Although the need for ventilation support is controversial, both the current findings and previous study findings [5,11] have shown that pneumothorax can be managed conservatively. Most conservatively treated patients, including those requiring ventilation support and who do not pose an additional risk, were successfully treated without the need for chest drains.

In the presence of a high-volume ventilated lung, tube thoracostomy may be more complicated. Despite the classical guidelines recommending tube thoracostomy for pneumothorax detected in ventilator-dependent patients, the current study suggests that patients with minimal pneumothorax secondary to blunt trauma can be managed conservatively with close monitoring. The presence of hemothorax and subcutaneous emphysema was found to be an independent factor leading to failure of conservative treatment. In the presence of these two findings, indicating major trauma, invasive treatment is recommended.

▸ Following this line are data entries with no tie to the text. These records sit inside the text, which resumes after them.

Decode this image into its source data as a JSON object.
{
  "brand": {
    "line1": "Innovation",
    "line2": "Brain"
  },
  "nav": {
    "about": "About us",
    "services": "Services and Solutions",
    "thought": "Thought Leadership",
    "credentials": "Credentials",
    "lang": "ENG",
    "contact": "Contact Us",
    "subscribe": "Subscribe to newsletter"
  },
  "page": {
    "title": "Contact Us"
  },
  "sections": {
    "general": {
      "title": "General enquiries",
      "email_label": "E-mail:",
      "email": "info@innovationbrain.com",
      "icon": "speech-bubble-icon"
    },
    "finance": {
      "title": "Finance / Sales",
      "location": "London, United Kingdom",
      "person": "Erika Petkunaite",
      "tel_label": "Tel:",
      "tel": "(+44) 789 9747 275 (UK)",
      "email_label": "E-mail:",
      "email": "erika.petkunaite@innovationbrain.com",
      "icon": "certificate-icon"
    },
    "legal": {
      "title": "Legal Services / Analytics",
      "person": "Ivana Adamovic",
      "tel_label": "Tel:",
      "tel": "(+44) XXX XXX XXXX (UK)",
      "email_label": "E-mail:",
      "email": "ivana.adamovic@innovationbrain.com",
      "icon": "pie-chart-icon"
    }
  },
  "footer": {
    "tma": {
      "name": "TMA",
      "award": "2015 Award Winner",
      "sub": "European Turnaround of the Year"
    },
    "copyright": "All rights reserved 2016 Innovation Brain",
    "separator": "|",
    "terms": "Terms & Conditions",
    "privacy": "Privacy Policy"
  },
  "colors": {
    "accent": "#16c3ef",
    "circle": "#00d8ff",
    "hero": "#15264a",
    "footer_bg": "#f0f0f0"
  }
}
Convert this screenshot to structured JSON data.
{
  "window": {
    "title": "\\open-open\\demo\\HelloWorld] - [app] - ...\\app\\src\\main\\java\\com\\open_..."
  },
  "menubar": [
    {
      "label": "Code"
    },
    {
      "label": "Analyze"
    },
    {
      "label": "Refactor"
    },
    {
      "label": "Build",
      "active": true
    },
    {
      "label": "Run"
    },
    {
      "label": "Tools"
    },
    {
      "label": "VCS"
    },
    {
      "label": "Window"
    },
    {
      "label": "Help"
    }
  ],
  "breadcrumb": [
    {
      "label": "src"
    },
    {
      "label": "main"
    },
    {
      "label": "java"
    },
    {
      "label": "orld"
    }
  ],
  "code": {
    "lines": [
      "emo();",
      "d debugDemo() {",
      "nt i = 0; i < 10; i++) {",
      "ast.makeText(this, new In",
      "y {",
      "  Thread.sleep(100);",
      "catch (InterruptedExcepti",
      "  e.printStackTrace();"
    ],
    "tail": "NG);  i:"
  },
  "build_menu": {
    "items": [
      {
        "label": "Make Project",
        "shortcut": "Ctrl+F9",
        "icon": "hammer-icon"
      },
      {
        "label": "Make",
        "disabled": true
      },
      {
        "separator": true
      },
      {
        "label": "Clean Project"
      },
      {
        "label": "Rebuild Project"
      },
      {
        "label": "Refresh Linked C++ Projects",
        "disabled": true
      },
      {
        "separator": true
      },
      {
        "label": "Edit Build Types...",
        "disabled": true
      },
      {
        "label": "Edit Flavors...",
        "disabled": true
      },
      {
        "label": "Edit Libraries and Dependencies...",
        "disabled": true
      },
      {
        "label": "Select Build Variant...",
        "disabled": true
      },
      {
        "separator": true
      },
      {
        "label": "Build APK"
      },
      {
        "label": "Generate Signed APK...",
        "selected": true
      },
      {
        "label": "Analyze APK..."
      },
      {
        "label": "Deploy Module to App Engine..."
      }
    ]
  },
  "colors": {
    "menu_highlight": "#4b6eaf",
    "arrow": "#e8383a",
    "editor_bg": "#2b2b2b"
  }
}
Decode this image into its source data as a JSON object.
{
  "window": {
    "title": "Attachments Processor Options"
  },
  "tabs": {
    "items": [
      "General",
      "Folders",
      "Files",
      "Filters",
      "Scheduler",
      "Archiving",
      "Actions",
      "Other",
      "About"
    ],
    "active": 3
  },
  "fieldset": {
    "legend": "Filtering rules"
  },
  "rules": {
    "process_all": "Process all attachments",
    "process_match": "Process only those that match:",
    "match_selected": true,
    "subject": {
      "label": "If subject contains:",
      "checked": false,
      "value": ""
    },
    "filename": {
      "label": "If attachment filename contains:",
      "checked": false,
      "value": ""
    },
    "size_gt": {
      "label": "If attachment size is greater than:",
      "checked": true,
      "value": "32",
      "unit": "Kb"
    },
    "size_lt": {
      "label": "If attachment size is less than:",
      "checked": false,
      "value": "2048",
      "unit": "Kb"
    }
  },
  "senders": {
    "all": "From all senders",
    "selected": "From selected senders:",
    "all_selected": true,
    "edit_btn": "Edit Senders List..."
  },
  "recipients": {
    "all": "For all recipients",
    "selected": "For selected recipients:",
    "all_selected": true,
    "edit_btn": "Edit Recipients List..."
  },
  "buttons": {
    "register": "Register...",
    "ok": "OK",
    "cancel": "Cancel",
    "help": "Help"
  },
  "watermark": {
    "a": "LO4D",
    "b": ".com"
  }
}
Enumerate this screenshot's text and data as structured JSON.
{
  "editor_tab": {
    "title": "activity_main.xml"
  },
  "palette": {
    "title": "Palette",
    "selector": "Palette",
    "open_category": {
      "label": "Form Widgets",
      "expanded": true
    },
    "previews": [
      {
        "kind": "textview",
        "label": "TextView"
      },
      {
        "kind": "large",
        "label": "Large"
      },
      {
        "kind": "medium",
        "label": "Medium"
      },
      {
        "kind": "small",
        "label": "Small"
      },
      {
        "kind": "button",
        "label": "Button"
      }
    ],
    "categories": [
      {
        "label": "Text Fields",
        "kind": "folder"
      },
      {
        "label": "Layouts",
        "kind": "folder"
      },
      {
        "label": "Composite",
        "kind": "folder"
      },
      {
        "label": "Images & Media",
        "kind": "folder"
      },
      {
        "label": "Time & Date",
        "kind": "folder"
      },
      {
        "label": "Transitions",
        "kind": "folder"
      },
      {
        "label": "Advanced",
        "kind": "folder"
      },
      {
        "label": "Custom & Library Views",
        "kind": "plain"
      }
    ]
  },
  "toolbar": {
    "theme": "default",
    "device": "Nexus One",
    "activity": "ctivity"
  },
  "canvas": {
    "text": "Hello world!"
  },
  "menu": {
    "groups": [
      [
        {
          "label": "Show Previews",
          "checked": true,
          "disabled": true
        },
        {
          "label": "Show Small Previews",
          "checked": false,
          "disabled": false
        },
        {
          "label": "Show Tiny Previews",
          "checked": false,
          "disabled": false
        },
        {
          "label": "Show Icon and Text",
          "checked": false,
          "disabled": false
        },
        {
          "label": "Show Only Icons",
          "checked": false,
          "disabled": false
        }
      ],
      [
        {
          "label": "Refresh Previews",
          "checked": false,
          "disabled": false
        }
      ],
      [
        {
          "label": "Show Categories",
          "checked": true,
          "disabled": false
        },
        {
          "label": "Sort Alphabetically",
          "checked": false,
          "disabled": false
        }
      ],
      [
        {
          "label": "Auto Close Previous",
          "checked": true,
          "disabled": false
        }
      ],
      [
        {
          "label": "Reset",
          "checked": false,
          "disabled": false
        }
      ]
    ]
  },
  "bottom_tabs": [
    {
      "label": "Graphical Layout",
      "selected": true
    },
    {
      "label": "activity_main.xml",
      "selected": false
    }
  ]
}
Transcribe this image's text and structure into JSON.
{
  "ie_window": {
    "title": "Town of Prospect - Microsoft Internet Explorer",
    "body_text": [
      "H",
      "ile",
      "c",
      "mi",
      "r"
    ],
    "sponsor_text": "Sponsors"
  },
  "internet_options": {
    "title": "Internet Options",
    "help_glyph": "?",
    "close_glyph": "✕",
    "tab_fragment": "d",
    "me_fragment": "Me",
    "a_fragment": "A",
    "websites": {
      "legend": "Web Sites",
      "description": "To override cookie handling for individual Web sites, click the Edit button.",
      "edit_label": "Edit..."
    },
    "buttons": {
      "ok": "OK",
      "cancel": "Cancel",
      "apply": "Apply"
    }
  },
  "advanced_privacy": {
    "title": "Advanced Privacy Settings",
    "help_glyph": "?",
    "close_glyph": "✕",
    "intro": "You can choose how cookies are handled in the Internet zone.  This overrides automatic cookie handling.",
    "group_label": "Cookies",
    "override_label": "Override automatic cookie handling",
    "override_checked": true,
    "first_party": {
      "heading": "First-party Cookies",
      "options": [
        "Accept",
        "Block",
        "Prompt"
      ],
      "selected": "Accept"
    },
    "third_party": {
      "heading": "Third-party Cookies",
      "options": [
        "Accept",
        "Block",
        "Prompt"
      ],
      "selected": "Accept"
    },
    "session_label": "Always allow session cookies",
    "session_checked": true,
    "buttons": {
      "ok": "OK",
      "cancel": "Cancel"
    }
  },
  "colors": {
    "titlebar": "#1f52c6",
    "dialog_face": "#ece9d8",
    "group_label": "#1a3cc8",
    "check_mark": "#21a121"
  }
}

Declaration of conflicting interests
The authors declared no conflicts of interest with respect to the authorship and/or publication of this article.

Funding
The authors received no financial support for the research and/or authorship of this article.

Ethics approval
Approval for this retrospective, descriptive, single-center study was obtained from the Clinical Research Ethics Committee of Recep Tayyip Erdogan University Faculty of Medicine (decision no: 2020/193, dated 03.09.2020).

Authors’ contribution
Oİ; conceptualized and designed the study, collected and analyzed data, revised the final version of the manuscript and wrote the paper.